Exchange 2007 breaks IIS?

When hitting the default website (i.e. http://corp.example.com/) -- NOT OWA, are you getting this error?

HTTP Error 500.0 - Internal Server Error
Calling LoadLibraryEx on ISAPI filter "C:\Program Files\Microsoft\Exchange Server\ClientAccess\owa\auth\owaauth.dll" failed
Error Code 0x8007007e

Have you just installed Exchange 2007 SP1 onto your shiney new Windows Server 2008 R2 box?

Plenty of forums will tell you that it's a 64bit-on-32bit problem, and that you need to change the bittage the Application Pool runs under. They're wrong. In fact, if you tell IIS to run the DefaultAppPool under 32-bit, you'll likely break your OWA.

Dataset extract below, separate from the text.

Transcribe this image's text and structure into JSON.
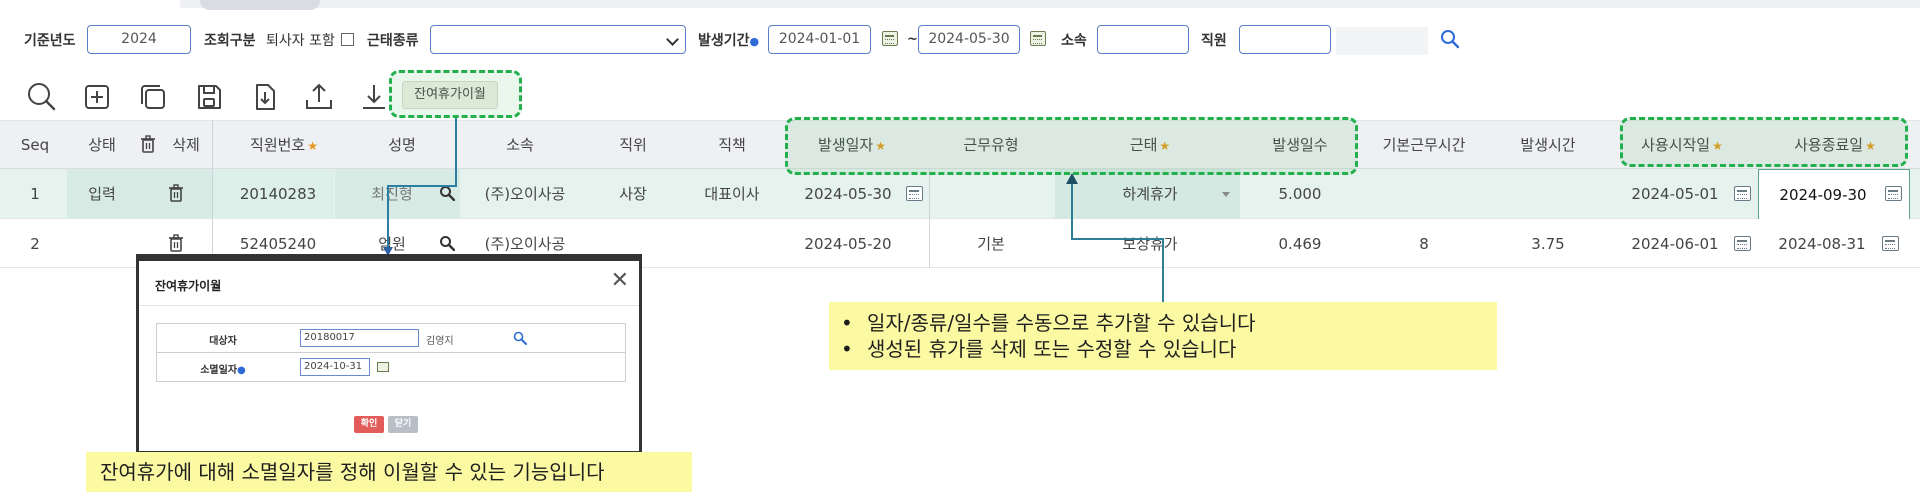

Like the error page suggests, this problem is caused by permission errors. The easiest solution is to set your DefaultAppPool to run as the LocalSystem user. Here's how:

  • Fire up the IIS Manager
  • Navigate to the Application Pools
  • Click on the DefaultAppPool, then click Advanced Settings...
  • Change the Identity to LocalService
  • Change "Load User Profile" to True
  • Recycle the DefaultAppPool.

Note that this is a quick solution, and introduces some security considerations: LocalSystem may have more privileges than the DefaultAppPool user. Alas, I haven't been able to track down exactly *what* permissions you need to grant to this user to fix the issue.